Om dezelfde reden dat ik twintig jaar geleden enthousiast was over de nieuwste virtuele ontwikkelingen, zweer ik vandaag bij een elementaire Nokia. Vrijheid. Geen smartphone gebruiken en waar het kan cash betalen, scheelt in data die je te grabbel gooit. Maar het is niet voor mensen die zich omwille van het gemak van alles laten aansmeren. Contactloos betalen bijvoorbeeld. Wat is er zo bevrijdend aan geen vier cijfers moeten intikken? We klikken ook ‘cookies aanvaarden’ aan, omdat we te lui zijn om een selectie aan te vinken. We vinden het gemakkelijk dat onze paswoorden automatisch worden ingevuld. Dat is goed, want wij worden dommer, zo dom dat we de smartversie van al onze toestellen nodig hebben om ons leven in banen te leiden. Nog heel even en je kan van elk banaal toestel een smartversie
kopen. Smart staat eigenlijk voor geniepig, want terwijl jij het een nog handiger toestel vindt, is het vooral een spion die straks informatie uitwisselt met andere smarttoestellen. Dat is het ‘internet of things’: de verzameling van smart stuff. Elk toestel heeft zijn ID, lees IPadres. De toestellen – laptop, smartphone, tablet etc. – die we nog zelf gebruiken en aansturen zullen van het ‘internet of things’ maar een marginaal deel uitmaken. Jouw toestellen gaan voor jou zorgen, samen, op basis van de verzamelde informatie over jouw doen en laten. Wanneer je plots sport, op de weegschaal gaat staan en je hartslag meet, kan je misschien niet meer bestellen bij McDonalds of zit je ijskast op slot tijdens je intermittentfastingperiode. Je toestellen runnen een soort Truman Show die jou de last van het leven ontneemt.
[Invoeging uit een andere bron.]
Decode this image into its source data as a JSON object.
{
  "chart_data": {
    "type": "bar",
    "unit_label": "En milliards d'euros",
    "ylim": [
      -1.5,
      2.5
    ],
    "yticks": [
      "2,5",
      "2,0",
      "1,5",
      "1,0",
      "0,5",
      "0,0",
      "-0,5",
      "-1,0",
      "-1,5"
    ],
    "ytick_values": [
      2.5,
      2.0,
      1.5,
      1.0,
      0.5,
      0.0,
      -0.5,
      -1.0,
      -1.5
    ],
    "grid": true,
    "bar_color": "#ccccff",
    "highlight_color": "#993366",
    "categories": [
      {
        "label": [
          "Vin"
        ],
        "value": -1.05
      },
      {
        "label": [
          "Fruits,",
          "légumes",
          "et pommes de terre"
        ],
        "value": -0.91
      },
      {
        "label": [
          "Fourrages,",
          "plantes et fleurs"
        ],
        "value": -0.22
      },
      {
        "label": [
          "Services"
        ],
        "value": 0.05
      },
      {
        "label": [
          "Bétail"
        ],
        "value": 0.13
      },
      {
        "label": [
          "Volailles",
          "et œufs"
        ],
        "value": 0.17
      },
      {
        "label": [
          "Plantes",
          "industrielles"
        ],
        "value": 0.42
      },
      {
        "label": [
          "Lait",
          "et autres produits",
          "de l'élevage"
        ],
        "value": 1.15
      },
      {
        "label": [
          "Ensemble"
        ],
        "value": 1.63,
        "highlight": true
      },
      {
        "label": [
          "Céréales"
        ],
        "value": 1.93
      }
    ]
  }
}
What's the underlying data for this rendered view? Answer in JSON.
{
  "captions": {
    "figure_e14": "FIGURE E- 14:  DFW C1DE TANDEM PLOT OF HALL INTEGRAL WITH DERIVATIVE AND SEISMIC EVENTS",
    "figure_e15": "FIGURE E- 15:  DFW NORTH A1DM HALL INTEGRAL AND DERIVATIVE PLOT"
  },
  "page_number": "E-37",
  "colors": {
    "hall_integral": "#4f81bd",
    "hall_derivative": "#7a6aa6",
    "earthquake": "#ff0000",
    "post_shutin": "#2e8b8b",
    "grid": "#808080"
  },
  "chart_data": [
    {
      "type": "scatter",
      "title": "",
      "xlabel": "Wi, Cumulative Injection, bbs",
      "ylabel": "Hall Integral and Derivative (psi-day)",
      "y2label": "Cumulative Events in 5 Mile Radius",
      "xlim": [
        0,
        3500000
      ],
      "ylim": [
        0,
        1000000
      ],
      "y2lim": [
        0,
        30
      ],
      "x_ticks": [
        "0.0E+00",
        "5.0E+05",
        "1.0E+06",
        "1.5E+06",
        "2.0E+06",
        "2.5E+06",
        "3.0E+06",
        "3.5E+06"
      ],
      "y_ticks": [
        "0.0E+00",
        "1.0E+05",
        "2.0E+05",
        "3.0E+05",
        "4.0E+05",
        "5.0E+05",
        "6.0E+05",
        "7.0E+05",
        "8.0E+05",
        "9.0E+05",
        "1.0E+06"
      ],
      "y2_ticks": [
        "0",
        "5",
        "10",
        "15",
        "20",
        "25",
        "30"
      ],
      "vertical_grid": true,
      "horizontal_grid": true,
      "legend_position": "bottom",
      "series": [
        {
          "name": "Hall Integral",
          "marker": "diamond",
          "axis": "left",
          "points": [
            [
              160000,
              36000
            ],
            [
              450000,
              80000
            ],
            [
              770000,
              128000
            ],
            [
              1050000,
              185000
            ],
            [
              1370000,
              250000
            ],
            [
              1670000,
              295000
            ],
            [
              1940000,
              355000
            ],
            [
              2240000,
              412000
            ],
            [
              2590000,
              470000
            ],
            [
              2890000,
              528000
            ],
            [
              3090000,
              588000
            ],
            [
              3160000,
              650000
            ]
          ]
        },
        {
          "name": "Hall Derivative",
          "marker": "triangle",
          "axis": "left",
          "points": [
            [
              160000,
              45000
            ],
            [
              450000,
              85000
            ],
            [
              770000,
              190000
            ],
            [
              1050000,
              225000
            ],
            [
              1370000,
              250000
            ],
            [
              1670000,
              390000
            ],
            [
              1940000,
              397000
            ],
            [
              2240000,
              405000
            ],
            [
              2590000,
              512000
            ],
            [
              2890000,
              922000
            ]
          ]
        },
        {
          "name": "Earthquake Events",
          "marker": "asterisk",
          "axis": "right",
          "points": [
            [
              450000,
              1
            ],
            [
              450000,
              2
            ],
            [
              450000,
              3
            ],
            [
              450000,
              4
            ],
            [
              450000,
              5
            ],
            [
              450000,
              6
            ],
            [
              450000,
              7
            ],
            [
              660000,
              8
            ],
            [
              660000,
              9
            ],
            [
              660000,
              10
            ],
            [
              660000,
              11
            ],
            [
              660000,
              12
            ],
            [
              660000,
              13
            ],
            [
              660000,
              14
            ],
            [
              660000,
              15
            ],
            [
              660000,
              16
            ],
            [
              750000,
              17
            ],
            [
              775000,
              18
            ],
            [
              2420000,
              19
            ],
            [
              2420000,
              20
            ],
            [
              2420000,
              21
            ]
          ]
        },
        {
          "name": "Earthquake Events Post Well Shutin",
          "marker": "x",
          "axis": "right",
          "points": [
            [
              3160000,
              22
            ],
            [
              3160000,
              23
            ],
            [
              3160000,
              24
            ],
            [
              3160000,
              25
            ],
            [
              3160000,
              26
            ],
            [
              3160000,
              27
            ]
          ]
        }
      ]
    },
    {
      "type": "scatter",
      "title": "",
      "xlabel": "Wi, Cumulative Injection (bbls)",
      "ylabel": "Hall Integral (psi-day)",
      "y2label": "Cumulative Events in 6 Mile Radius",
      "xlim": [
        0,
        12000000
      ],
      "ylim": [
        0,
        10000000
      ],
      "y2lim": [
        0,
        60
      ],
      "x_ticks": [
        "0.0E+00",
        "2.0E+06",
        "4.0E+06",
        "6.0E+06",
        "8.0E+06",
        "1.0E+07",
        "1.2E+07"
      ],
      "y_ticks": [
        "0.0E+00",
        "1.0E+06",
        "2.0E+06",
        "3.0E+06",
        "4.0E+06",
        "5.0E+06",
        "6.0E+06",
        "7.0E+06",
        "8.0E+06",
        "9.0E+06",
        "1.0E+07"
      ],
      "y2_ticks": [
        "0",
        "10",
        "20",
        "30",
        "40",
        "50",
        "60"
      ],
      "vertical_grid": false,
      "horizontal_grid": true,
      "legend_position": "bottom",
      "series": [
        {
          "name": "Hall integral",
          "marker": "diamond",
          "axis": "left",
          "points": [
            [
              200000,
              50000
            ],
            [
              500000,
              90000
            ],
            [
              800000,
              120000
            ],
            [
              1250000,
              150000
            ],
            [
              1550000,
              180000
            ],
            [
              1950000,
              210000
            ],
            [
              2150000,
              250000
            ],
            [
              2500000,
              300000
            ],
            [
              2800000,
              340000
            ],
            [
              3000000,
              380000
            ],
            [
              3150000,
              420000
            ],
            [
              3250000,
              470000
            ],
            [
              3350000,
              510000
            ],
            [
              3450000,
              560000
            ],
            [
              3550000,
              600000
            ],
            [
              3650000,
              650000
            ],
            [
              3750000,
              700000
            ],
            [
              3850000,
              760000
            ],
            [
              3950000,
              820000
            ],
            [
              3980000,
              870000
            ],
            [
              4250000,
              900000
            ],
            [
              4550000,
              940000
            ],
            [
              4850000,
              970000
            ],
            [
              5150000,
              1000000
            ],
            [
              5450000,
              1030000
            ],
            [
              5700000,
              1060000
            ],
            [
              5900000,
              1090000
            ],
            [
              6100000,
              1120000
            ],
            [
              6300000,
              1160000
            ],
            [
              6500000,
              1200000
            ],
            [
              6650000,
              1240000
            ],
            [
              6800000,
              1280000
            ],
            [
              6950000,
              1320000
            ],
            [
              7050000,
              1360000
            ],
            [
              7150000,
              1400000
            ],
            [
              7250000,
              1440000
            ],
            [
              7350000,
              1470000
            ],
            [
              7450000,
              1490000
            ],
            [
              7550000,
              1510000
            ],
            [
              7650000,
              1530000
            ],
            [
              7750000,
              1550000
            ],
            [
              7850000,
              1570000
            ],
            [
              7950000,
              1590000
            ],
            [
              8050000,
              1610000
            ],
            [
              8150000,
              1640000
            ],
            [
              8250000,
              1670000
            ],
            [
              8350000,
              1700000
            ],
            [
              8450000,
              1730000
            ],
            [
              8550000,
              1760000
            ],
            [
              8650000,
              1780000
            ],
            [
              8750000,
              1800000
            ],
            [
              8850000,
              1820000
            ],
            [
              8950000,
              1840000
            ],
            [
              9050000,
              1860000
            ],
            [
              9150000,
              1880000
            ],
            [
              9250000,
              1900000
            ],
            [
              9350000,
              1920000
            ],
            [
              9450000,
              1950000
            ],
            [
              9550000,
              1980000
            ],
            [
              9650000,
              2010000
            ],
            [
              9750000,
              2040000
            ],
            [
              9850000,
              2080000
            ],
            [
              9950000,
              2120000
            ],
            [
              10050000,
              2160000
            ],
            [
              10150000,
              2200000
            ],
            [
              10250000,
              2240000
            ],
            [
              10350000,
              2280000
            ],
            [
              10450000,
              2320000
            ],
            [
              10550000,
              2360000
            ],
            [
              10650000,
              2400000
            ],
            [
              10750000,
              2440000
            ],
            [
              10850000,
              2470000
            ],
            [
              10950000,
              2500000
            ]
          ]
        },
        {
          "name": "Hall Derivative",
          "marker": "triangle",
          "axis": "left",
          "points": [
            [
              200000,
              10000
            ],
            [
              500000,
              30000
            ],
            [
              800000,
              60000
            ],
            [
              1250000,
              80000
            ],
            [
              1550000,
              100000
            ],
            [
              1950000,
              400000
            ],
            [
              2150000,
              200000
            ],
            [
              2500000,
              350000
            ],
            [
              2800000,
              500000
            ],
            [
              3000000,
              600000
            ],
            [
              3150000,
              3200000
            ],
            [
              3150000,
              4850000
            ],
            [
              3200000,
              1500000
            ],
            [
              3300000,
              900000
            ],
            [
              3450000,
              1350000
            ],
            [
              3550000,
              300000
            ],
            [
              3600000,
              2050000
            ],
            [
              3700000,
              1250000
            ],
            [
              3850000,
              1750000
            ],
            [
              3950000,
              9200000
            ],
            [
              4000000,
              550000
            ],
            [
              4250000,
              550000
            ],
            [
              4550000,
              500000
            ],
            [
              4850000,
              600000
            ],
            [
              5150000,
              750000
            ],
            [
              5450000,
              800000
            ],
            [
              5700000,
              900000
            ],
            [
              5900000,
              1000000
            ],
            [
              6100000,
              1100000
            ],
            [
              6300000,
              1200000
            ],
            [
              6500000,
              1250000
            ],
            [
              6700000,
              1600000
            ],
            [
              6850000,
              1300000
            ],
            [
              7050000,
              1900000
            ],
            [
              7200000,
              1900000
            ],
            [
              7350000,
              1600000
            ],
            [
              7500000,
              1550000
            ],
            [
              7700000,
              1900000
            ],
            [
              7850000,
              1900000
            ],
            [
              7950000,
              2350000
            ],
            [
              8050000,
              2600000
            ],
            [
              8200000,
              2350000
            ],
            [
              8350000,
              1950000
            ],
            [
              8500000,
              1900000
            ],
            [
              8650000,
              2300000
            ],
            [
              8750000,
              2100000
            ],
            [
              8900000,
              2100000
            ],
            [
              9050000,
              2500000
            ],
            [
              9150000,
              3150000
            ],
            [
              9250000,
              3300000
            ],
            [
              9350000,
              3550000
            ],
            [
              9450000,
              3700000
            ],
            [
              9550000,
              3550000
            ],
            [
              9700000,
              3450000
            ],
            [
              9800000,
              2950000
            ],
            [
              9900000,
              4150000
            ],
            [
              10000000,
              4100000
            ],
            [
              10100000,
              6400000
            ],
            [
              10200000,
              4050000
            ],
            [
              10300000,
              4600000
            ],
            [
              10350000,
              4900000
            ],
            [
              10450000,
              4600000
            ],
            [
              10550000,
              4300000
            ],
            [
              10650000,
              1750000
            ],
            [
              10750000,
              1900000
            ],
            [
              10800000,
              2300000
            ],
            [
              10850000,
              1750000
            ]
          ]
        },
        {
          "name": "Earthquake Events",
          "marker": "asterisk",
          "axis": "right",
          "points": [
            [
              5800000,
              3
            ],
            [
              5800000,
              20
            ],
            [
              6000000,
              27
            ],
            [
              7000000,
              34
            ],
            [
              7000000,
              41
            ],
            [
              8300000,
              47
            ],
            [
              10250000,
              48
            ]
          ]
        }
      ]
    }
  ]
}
Maar ook je autonomie en controle. Helemaal griezelig (of Chinees) wordt het wanneer ‘een’ overheid op basis van je gedrag, status of krediet met jouw toestellen gaat bepalen hoe jouw gedrag beteugeld moet worden. Rijverbod is dan een auto die een maand lang niet meer met je praat. Bepaalde programmakeuzes kan je niet meer maken, je fondsen zijn bevroren, computer says no… het is niet langer science fiction. Wat met al die aspecten die gisteren nog ons menszijn bepaalden en onze persoonlijkheid tot volle ontwikkeling brachten?
Kantelpunt
Er moet vooral een ethisch debat komen over privacy, maar ook over het recht om niet continu gevolgd te worden door systemen die op basis van (nooit volledige) data conclusies trekken. Overheden moeten aan burgers hun data teruggeven en die data alleen mét toestemming gebruiken voor zinvolle, nietcommerciële projecten. Ook niet omwille van pure datadrift. Maar is daar hoop op, nu corona de controlezucht van de overheden tot ver voorbij de grondwettelijkheid en de rechten van de mens heeft gedreven? Zoals het er nu uitziet, krijgen we niets terug, onze vrijheid niet, onze data niet. We staan net op het punt om ons onderschatte, wellicht verkeerd gebruikte maar ingenieuze brein te laten verdringen door artificiële intelligentie die vooralsnog empathie, creativiteit en spiritualiteit, kortom menselijkheid mist. We zitten nu op een kantelpunt. De burger moet zich bewust worden van het belang van de bescherming van zijn privacy. Educatie is belangrijk, technologische educatie. Het domme standaardantwoord dat men niets te verbergen heeft en dus geen privacy behoeft, mogen we niet aanvaarden.
De gebruiker moet terug de driver’s seat innemen, en dat vraagt om kennis, ook van het verleden.